Dumars was very successful for the first half of his executive career, assembling teams that won an NBA Championship and reached six consecutive Eastern Conference Finals. During his final six years in Detroit however—before he “stepped down” instead of being fired—the Pistons were one of the worst teams in the league, largely because of a series of disastrous decisions Dumars made. You would never know about it, though, if you read only Wojnarowski for your Pistons coverage.
With Detroit sliding down the standings, Wojnarowski broke nearly every significant—and insignificant—Pistons story for a half-decade: the Allen Iverson
trade, the Amir Johnson
trade,
drafting Austin Daye,
signing Ben Gordon and Charlie Villanueva,
hiring John Kuester,
trading Aaron Afflalo,
signing Chris Wilcox,
signing Ben Wallace,
drafting Greg Monroe,
signing Tracy McGrady, Rip Hamilton
arguing with John Kuester,
drafting Brandon Knight,
hiring Lawrence Frank,
re-signing Tayshuan Prince,
re-signing Rodney Stuckey,
trading Ben Gordon,
signing Josh Smith,
signing Chauncey Billups,
signing Brandon Jennings,
signing Josh Harrellson, and
firing Mo Cheeks.
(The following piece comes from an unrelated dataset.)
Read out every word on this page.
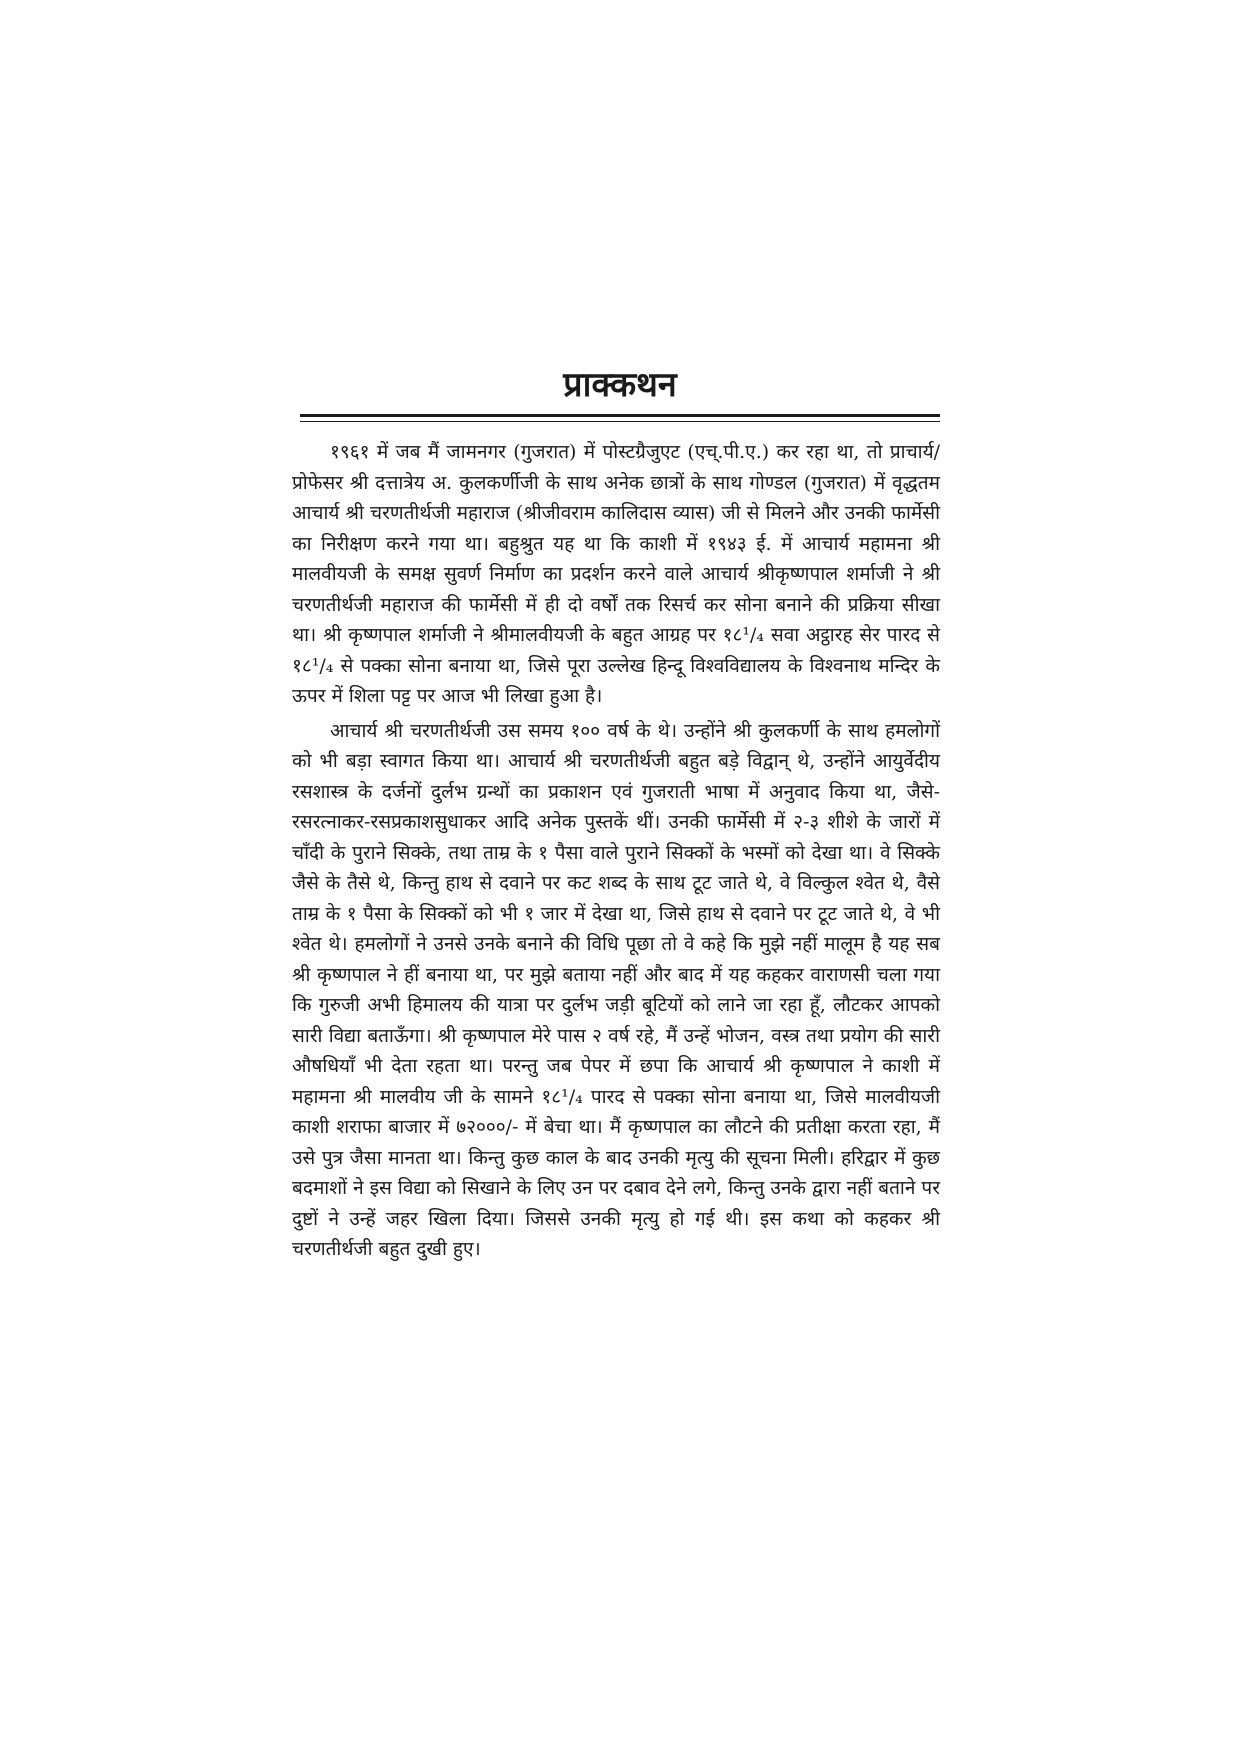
प्राक्कथन

१९६१ में जब मैं जामनगर (गुजरात) में पोस्टग्रैजुएट (एच्.पी.ए.) कर रहा था, तो प्राचार्य/प्रोफेसर श्री दत्तात्रेय अ. कुलकर्णीजी के साथ अनेक छात्रों के साथ गोण्डल (गुजरात) में वृद्धतम आचार्य श्री चरणतीर्थजी महाराज (श्रीजीवराम कालिदास व्यास) जी से मिलने और उनकी फार्मेसी का निरीक्षण करने गया था। बहुश्रुत यह था कि काशी में १९४३ ई. में आचार्य महामना श्री मालवीयजी के समक्ष सुवर्ण निर्माण का प्रदर्शन करने वाले आचार्य श्रीकृष्णपाल शर्माजी ने श्री चरणतीर्थजी महाराज की फार्मेसी में ही दो वर्षों तक रिसर्च कर सोना बनाने की प्रक्रिया सीखा था। श्री कृष्णपाल शर्माजी ने श्रीमालवीयजी के बहुत आग्रह पर १८¹/₄ सवा अट्ठारह सेर पारद से १८¹/₄ से पक्का सोना बनाया था, जिसे पूरा उल्लेख हिन्दू विश्वविद्यालय के विश्वनाथ मन्दिर के ऊपर में शिला पट्ट पर आज भी लिखा हुआ है।

आचार्य श्री चरणतीर्थजी उस समय १०० वर्ष के थे। उन्होंने श्री कुलकर्णी के साथ हमलोगों को भी बड़ा स्वागत किया था। आचार्य श्री चरणतीर्थजी बहुत बड़े विद्वान् थे, उन्होंने आयुर्वेदीय रसशास्त्र के दर्जनों दुर्लभ ग्रन्थों का प्रकाशन एवं गुजराती भाषा में अनुवाद किया था, जैसे- रसरत्नाकर-रसप्रकाशसुधाकर आदि अनेक पुस्तकें थीं। उनकी फार्मेसी में २-३ शीशे के जारों में चाँदी के पुराने सिक्के, तथा ताम्र के १ पैसा वाले पुराने सिक्कों के भस्मों को देखा था। वे सिक्के जैसे के तैसे थे, किन्तु हाथ से दवाने पर कट शब्द के साथ टूट जाते थे, वे विल्कुल श्वेत थे, वैसे ताम्र के १ पैसा के सिक्कों को भी १ जार में देखा था, जिसे हाथ से दवाने पर टूट जाते थे, वे भी श्वेत थे। हमलोगों ने उनसे उनके बनाने की विधि पूछा तो वे कहे कि मुझे नहीं मालूम है यह सब श्री कृष्णपाल ने हीं बनाया था, पर मुझे बताया नहीं और बाद में यह कहकर वाराणसी चला गया कि गुरुजी अभी हिमालय की यात्रा पर दुर्लभ जड़ी बूटियों को लाने जा रहा हूँ, लौटकर आपको सारी विद्या बताऊँगा। श्री कृष्णपाल मेरे पास २ वर्ष रहे, मैं उन्हें भोजन, वस्त्र तथा प्रयोग की सारी औषधियाँ भी देता रहता था। परन्तु जब पेपर में छपा कि आचार्य श्री कृष्णपाल ने काशी में महामना श्री मालवीय जी के सामने १८¹/₄ पारद से पक्का सोना बनाया था, जिसे मालवीयजी काशी शराफा बाजार में ७२०००/- में बेचा था। मैं कृष्णपाल का लौटने की प्रतीक्षा करता रहा, मैं उसे पुत्र जैसा मानता था। किन्तु कुछ काल के बाद उनकी मृत्यु की सूचना मिली। हरिद्वार में कुछ बदमाशों ने इस विद्या को सिखाने के लिए उन पर दबाव देने लगे, किन्तु उनके द्वारा नहीं बताने पर दुष्टों ने उन्हें जहर खिला दिया। जिससे उनकी मृत्यु हो गई थी। इस कथा को कहकर श्री चरणतीर्थजी बहुत दुखी हुए।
While Wojnarowski was busy breaking news about the team, he wasn’t busy analyzing it: Between 2008 and 2012, Wojnarowski didn’t write a negative piece about Dumars or the Pistons, despite the fact that they had transformed from a perennial contender to an also-ran. Instead, Wojnarowski penned several sympathetic profiles of Dumars, including ones that covered his completion of his college degree and another wholly about his defensive skills as a player in the 1980s.
By 2012, Wojnarowski could no longer ignore how poorly Dumars was performing, so he wrote
a piece on the Pistons’ rebuilding. It included heavy participation from Dumars and unearned optimism like “Slowly, surely, Dumars is regenerating the Pistons again.” In each of the two seasons after the piece ran, the Pistons went 29–53 and missed qualifying for the playoffs by nine games. It also emphasized Dumars’ strong relationship with coach Lawrence Frank, “who has returned accountability to the locker room.” Dumars would fire Frank six months later.
In 2010, the NBA fined Dumars $500,000 for leaking multiple confidential league memos to Wojnarowski, according to multiple sources. This matches the third largest publicly known fine the league has ever handed down. The NBA decided that too many memos were making it into the media, so they conducted a sting operation over several months. They would change a few words or numbers in different team’s copies of otherwise identical memos, so that when the memos leaked they could spot the small differences and trace them back to the leaker. This approach caught Dumars red-handed, as well as an executive from another team who was fined $12,500 for leaking to a draft-focused website. Joe Dumars, the Detroit Pistons, and the NBA all declined to comment on the fine.